La quatrième séance de négociation Sécurisation de l’emploi a été consacrée aux procédures de licenciement collectif. La CFDT a jugé les propositions patronales inacceptables, uniquement tournées vers la sécurisation juridique des employeurs.

Le document patronal ne contient aucune piste sur la sécurisation de l’emploi. Pire, ces propositions feraient courir de nouveaux risques aux salariés.C’est l’essentiel du droit sur le licenciement économique collectif qui serait  remis en cause.

La CFDT considère que les revendications patronales conduisent à exonérer les employeurs de leur responsabilité en termes de formation, d’employabilité et d’accompagnement des salariés, pour se concentrer sur les sanctions contre les salariés.

En séance, la CFDT s’est étonnée de l’absence de propositions sur les reprises de site, alors même que l’on a demandé au gouvernement d’attendre la fin de la négociation pour présenter une loi sur le sujet.

Pour la CFDT, la négociation doit permettre de nouveaux droits pour les salariés, quelle que soit la taille des entreprises. Il est aussi nécessaire de distinguer les entreprises qui jouent le jeu de l’anticipation et de la formation des salariés ; de celles qui ne le font paset doivent être sanctionnées.

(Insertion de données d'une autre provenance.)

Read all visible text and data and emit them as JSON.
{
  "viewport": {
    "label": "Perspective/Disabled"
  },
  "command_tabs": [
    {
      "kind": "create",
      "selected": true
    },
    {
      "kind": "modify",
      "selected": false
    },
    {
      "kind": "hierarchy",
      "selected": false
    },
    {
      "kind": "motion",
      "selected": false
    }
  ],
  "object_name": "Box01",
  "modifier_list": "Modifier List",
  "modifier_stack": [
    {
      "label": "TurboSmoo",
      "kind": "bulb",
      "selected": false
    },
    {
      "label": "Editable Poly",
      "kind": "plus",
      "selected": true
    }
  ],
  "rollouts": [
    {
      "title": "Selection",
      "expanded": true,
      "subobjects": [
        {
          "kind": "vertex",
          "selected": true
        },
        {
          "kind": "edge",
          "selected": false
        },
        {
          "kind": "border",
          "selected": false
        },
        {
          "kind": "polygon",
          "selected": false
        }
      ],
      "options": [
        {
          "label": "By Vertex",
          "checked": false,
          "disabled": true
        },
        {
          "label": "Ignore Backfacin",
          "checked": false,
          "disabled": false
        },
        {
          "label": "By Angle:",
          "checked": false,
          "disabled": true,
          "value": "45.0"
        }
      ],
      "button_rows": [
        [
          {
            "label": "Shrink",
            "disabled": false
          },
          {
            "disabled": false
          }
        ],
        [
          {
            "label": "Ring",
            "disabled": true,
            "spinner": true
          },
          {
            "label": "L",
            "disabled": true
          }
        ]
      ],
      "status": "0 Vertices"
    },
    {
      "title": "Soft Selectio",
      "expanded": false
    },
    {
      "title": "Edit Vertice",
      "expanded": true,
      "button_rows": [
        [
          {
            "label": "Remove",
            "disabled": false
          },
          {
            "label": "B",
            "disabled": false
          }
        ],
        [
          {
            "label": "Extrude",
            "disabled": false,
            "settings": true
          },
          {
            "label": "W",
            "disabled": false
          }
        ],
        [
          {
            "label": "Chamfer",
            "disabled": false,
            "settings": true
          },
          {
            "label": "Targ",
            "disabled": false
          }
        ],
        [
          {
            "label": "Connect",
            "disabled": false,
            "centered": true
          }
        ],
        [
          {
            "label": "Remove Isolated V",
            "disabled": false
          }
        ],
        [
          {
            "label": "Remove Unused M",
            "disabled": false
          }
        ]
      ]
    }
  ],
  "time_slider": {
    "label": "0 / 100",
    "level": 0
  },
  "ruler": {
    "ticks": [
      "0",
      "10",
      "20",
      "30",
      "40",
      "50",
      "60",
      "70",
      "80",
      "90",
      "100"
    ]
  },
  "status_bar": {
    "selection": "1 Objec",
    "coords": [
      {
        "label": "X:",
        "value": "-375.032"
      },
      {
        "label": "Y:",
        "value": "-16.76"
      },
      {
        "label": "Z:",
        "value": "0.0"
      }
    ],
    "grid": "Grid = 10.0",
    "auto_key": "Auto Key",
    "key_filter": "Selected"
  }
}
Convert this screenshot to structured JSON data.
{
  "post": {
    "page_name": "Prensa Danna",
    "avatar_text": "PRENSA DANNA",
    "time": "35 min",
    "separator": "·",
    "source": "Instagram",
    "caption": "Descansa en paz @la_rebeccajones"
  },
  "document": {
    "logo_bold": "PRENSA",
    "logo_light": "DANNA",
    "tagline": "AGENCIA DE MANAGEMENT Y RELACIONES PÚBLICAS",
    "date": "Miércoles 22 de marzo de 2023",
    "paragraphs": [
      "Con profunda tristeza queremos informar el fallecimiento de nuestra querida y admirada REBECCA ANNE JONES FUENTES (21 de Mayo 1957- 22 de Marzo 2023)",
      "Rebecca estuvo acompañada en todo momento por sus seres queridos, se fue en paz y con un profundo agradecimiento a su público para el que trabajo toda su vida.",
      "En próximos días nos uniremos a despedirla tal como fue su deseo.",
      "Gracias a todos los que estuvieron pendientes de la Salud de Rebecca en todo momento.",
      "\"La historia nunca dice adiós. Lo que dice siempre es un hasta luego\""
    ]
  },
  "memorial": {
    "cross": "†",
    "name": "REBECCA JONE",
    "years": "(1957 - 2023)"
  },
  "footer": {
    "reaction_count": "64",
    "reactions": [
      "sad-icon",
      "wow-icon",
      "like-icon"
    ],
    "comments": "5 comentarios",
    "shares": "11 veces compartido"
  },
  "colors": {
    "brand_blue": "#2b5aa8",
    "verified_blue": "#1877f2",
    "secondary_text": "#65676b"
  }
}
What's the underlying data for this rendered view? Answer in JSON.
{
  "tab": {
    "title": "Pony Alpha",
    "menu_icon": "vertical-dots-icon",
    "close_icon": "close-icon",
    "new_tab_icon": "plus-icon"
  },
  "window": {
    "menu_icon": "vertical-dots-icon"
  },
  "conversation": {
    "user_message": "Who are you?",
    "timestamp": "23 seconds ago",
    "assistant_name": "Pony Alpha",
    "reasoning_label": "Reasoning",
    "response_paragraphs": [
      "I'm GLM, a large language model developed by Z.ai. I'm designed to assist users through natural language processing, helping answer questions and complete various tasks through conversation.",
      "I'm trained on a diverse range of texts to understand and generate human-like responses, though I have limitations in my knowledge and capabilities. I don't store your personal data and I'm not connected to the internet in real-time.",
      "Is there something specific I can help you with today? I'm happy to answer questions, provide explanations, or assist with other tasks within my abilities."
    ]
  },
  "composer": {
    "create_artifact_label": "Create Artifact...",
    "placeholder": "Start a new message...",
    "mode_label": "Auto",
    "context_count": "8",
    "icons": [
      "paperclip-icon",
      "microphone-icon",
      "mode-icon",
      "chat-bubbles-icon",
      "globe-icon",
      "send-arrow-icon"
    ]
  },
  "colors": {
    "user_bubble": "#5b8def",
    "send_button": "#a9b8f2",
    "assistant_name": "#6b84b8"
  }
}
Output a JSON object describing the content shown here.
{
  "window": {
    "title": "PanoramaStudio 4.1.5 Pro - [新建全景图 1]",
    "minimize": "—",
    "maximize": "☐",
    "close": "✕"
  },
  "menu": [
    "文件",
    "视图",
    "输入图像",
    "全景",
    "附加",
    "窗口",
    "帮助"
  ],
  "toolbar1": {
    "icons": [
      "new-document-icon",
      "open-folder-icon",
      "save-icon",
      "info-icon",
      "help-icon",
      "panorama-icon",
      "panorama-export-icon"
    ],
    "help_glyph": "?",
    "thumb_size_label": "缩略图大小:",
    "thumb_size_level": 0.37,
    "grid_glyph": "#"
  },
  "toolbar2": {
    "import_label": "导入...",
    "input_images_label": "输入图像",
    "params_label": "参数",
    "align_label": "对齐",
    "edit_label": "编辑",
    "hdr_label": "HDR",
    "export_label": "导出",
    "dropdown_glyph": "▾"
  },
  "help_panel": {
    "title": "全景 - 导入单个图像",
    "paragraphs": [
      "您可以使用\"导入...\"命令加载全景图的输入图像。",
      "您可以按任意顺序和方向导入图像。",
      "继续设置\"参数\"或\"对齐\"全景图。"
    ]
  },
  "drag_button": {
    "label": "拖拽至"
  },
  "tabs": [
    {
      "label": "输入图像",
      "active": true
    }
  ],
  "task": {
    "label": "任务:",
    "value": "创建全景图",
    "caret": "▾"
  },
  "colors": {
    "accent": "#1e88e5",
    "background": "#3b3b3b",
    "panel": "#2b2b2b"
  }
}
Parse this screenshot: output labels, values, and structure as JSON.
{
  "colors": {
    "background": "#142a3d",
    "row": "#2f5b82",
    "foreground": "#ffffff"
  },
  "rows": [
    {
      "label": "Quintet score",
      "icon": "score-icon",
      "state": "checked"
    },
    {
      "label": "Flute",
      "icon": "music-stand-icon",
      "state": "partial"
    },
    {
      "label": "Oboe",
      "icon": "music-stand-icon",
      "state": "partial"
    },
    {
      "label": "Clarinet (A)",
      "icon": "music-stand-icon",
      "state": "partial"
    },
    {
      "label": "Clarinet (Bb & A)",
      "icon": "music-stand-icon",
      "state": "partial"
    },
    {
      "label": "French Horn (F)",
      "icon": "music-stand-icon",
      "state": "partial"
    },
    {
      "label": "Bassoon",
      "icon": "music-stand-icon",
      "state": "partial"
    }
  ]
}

Le patronat souhaite annuler la prochaine séance de négociation du 8 novembre, afin de finaliser un projet de texte global à négocier lors de la séance du 15 novembre.

La CFDT estime que trop de temps a déjà été perdu dans cette négociation. Elle a posé comme condition à un report que la séance du 15 novembre se tienne sur toute la journée.